La Pros. : Comment appréciez-vous cet énième drame à l’Est du pays, où des centaines des milliers des personnes sont soumises à autant de souffrances en raison de la politique inique du régime rwandais ?
SK : Depuis 1960, l’Etat congolais peine à juguler l’instabilité politique qui, à bien des égards, érode sa souveraineté nationale et compromet gravement l’avenir de plusieurs générations. Cette crise sécuritaire récurrente, qui resurgit 23 ans après le Dialogue Inter-Congolais (DIC), annihile les espoirs placés dans les retombées de ces assises. Elle accroît en outre la menace existentielle pesant sur la nation, pourtant mue par une volonté inébranlable d’émancipation. Dans ce drame, un pays dit frère, africain de surcroît – le Rwanda –, a choisi de jouer les chevaux de Troie au profit de puissances financières.

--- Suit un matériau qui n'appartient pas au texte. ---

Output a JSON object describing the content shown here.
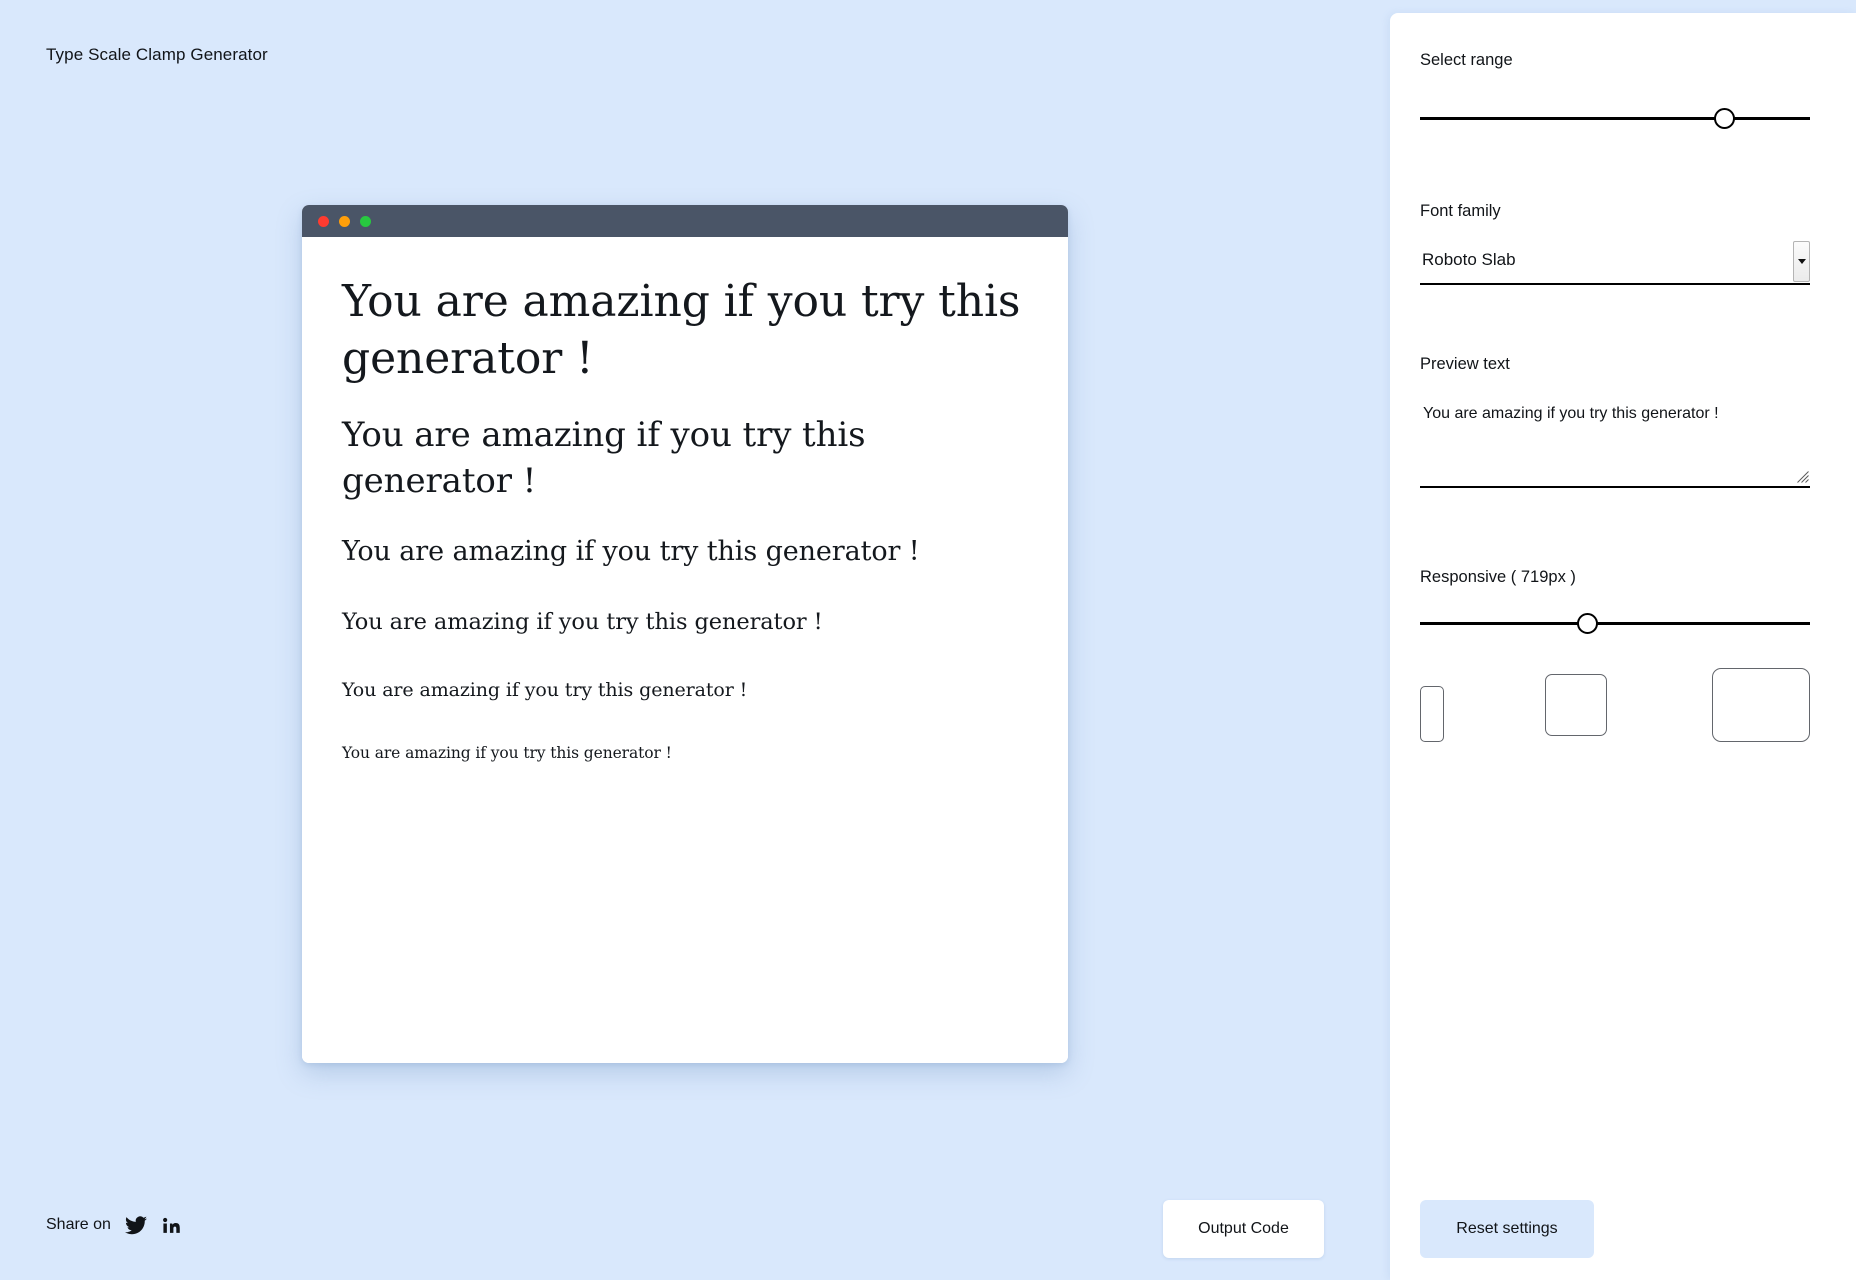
{
  "app": {
    "title": "Type Scale Clamp Generator",
    "background_color": "#d9e8fc",
    "panel_color": "#ffffff",
    "accent_color": "#d9e8fc"
  },
  "mockup": {
    "titlebar_color": "#4a5567",
    "traffic_lights": [
      {
        "name": "close",
        "color": "#ff3b30"
      },
      {
        "name": "minimize",
        "color": "#ff9f0a"
      },
      {
        "name": "maximize",
        "color": "#28c840"
      }
    ],
    "preview_lines": [
      "You are amazing if you try this generator !",
      "You are amazing if you try this generator !",
      "You are amazing if you try this generator !",
      "You are amazing if you try this generator !",
      "You are amazing if you try this generator !",
      "You are amazing if you try this generator !"
    ]
  },
  "share": {
    "label": "Share on",
    "links": [
      {
        "icon": "twitter-icon",
        "name": "twitter"
      },
      {
        "icon": "linkedin-icon",
        "name": "linkedin"
      }
    ]
  },
  "actions": {
    "output_code_label": "Output Code",
    "reset_settings_label": "Reset settings"
  },
  "settings": {
    "select_range": {
      "label": "Select range",
      "value_percent": 78
    },
    "font_family": {
      "label": "Font family",
      "value": "Roboto Slab"
    },
    "preview_text": {
      "label": "Preview text",
      "value": "You are amazing if you try this generator !",
      "placeholder": "You are amazing if you try this generator !"
    },
    "responsive": {
      "label": "Responsive ( 719px )",
      "width_px": "719px",
      "value_percent": 43
    },
    "devices": [
      {
        "name": "mobile",
        "icon": "mobile-device-icon"
      },
      {
        "name": "tablet",
        "icon": "tablet-device-icon"
      },
      {
        "name": "desktop",
        "icon": "desktop-device-icon"
      }
    ]
  }
}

L’objectif principal de cette complicité contre-nature est de pérenniser le pillage éhonté des ressources congolaises, sur fond de violence inouïe et de déshumanisation méprisante des Africains. Les déclarations tonitruantes de certaines puissances, pourtant partenaires affichés du régime rwandais, relèvent d’un enfumage sophistiqué visant à anesthésier un peuple congolais désabusé, berné par un prétendu humanisme porté par la communauté internationale. Kagame n’est pas fou : il n’aurait jamais osé lancer ses plans d’extermination sans le ‘‘quitus’’ et les équipements militaires de pointe fournis par ses protecteurs. En privé, Kagame fulmine contre ce qu’il perçoit comme de l’hypocrisie, ne comprenant pas que ses partenaires d’hier le dénoncent publiquement. L’avenir lui réservera peut-être une leçon : lui qui méprise les Congolais découvrira, le moment venu, le vrai visage de ses alliés, quand il subira le même sort que Mobutu.
La Pros. : Peut-on parler de la responsabilité de l’équipe actuelle au pouvoir dans la montée de la crise sécuritaire à l’Est ?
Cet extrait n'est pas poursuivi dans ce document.